In a different culture with different cultural baggage, chances are Twilight would not be so popular. For example, in the Wodaabe cultures of West Africa teenage boys hold a beauty pageant and marriageable girls choose the most attractive men from the line-up for a one year trial marriage, at the end of which the girl holds the sole right to continue the marriage or choose a new man. Twilight wouldn’t even make a lick of sense to them, and I really doubt that they would think you’ve finally stumbled upon their true desires.

But I’m not going to convince you of much, am I? Your already pretty stuck on the idea that women have some cave-man desire to be stalked, abused, controlled and physically injured.

Wow…I had no clue how utterly frakked up these novels are. I’m a high school teacher, and I have a group of students who are totally into these books, and now I find it disturbing in the extreme.

I just hope their parents are taking some time to discuss the plot with them.
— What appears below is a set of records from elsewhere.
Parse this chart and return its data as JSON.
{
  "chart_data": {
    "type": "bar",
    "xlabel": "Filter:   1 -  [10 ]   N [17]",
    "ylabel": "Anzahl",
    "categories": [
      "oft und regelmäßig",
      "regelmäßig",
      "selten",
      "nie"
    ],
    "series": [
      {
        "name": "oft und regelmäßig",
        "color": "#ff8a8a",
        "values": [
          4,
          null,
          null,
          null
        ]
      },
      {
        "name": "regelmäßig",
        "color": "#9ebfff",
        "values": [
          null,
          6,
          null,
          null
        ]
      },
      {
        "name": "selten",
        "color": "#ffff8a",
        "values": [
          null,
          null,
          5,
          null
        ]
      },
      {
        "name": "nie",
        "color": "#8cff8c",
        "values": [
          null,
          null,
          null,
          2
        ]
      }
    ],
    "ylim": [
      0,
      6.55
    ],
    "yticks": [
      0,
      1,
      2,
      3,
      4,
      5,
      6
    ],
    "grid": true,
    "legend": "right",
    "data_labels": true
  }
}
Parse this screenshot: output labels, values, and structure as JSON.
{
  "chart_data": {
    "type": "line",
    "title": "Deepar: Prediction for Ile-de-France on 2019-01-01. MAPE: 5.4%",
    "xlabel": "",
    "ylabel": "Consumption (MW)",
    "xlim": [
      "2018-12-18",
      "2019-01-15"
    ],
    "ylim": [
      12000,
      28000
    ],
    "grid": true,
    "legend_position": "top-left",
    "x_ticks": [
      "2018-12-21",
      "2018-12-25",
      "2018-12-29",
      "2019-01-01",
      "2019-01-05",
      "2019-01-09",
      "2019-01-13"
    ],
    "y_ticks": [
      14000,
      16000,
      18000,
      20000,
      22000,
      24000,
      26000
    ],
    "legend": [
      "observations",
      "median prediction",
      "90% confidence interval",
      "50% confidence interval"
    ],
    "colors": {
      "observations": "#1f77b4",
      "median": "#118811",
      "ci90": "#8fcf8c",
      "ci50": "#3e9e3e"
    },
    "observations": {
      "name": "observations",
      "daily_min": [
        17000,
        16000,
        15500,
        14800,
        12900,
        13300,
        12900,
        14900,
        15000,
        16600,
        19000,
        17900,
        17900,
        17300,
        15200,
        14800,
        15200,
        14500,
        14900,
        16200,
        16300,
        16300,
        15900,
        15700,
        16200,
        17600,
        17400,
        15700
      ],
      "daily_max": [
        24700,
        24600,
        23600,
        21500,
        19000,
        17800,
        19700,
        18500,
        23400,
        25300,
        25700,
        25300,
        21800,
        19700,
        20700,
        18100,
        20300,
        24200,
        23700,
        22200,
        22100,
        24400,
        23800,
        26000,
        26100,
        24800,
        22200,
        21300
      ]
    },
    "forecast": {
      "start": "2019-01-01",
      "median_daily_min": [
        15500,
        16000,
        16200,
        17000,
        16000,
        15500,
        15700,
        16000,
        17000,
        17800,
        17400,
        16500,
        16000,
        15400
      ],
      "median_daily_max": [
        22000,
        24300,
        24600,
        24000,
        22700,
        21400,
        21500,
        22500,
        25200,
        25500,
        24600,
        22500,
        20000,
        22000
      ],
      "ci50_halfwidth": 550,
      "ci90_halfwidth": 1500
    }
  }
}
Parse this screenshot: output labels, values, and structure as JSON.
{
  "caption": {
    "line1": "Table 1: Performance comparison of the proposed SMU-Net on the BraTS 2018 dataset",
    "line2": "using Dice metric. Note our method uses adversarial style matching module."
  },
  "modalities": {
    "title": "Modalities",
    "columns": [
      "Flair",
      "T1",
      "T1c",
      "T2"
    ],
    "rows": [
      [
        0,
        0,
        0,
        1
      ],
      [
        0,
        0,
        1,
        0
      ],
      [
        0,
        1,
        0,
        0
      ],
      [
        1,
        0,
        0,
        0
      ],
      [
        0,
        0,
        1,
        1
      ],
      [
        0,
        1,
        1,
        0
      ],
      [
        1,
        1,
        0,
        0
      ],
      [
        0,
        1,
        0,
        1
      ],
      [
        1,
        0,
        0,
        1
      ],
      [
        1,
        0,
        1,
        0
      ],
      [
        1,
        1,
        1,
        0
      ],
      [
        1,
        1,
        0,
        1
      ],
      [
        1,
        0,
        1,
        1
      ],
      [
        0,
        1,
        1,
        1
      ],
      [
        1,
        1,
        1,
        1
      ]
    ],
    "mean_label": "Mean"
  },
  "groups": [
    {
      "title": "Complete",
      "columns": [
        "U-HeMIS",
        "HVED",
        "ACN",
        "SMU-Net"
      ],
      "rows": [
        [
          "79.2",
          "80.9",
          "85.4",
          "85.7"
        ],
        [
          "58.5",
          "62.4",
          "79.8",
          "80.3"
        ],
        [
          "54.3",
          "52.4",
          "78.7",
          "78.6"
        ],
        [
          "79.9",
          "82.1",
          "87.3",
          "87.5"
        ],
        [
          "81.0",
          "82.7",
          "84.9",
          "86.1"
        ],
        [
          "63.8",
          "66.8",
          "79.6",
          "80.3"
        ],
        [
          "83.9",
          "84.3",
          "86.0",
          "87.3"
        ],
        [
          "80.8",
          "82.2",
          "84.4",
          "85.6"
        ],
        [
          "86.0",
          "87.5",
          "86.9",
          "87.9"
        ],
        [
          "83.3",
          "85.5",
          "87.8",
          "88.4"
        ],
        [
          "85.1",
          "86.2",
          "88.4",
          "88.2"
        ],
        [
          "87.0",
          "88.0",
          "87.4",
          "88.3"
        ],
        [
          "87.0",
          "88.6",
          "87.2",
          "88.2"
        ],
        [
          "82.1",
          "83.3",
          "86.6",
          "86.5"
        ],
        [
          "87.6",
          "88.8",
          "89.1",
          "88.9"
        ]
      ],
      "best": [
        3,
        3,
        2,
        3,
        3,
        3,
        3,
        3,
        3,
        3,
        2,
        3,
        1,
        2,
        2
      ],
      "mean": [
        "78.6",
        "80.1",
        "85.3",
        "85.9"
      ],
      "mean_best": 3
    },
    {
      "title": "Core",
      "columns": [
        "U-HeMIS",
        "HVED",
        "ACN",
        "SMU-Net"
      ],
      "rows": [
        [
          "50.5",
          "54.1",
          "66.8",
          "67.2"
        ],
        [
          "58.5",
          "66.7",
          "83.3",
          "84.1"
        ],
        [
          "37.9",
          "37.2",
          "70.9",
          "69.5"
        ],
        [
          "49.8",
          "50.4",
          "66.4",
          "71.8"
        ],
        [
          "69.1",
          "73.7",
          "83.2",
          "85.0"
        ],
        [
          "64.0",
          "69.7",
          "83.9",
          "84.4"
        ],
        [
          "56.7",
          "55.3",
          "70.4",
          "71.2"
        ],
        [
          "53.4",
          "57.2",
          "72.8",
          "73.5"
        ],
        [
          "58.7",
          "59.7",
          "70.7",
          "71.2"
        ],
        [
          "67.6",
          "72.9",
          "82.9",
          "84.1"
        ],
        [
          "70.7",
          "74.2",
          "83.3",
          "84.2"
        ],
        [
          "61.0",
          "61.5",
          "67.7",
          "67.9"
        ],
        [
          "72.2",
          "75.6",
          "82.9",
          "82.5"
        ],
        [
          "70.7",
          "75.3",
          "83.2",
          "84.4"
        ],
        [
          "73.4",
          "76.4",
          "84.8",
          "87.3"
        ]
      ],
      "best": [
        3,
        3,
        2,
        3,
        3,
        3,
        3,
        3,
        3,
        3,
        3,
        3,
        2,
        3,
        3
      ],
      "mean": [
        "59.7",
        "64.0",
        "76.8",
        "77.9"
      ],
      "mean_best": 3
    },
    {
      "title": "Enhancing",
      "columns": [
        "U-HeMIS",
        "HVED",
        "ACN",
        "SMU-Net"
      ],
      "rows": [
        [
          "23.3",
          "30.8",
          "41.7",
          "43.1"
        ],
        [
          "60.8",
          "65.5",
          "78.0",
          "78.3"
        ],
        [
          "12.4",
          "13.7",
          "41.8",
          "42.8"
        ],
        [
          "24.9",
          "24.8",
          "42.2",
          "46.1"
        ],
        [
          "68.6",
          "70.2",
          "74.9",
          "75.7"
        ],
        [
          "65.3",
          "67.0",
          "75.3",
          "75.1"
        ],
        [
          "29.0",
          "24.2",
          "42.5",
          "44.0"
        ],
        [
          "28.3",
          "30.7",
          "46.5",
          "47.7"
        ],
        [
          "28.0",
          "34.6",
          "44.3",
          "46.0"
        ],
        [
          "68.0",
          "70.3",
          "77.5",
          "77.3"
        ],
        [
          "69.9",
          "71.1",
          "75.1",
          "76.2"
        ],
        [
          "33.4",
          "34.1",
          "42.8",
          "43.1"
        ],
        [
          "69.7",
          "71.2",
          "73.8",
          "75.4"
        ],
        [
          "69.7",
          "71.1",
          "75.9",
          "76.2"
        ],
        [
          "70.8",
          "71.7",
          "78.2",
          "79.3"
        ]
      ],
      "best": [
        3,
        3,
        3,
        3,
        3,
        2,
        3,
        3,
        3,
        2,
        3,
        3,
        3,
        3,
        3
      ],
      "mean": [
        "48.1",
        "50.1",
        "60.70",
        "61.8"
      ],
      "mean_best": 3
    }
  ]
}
I’m not putting things in spoilers here, you’ve either read the books and already know this, or you don’t care about the spoilers for them:

Aside from Edward, what about Jacob? I liked Jacob, at first - he wasn’t controlling like Edward, Bella could do what she wanted around him, rather than what he wanted, necessarily.

Then it got weird. He fell in love with her, and is pissed (of course) that she’s in love with Edward. So far, no big deal - until he forces her to kiss him (more than once, IIRC) - at one point in one of the books, she eventually “finds herself kissing him back”, or at least he seems to think so.

So…no means yes, and someone can still be your best friend even after he forces himself on you.

All of Bella’s human girlfriends are completely one-dimensional, as well. There’s Angela, the nice, sweet one. And that’s all she is. Then Jessica, the one who’s jealous of Bella b/c the boys all like her - and again, that’s all she is. The jealous one, who’s nice to Bella’s face but thinks nasty thoughts about her.

Hmmm…according to my Facebook news feed the books and movies are also very popular with 30-year-old suburban moms that I went to high school with.

… and, of course, my preferred reading at that age means I grew up believing that any problem can be successfully resolved with sufficient firepower.

I have a very high tolerance for escapist “literature,” regardless of what a more discerning reader can infer from it.

I hope it’s just the bandwagon effect – people want to read what their friends are reading and see the movies they’re seeing. But that doesn’t explain why the books sold so well in the first place. I was astounded (mouth hanging open astounded) when I looked it up at Goodreads and saw all the awards the book has received. Awards!!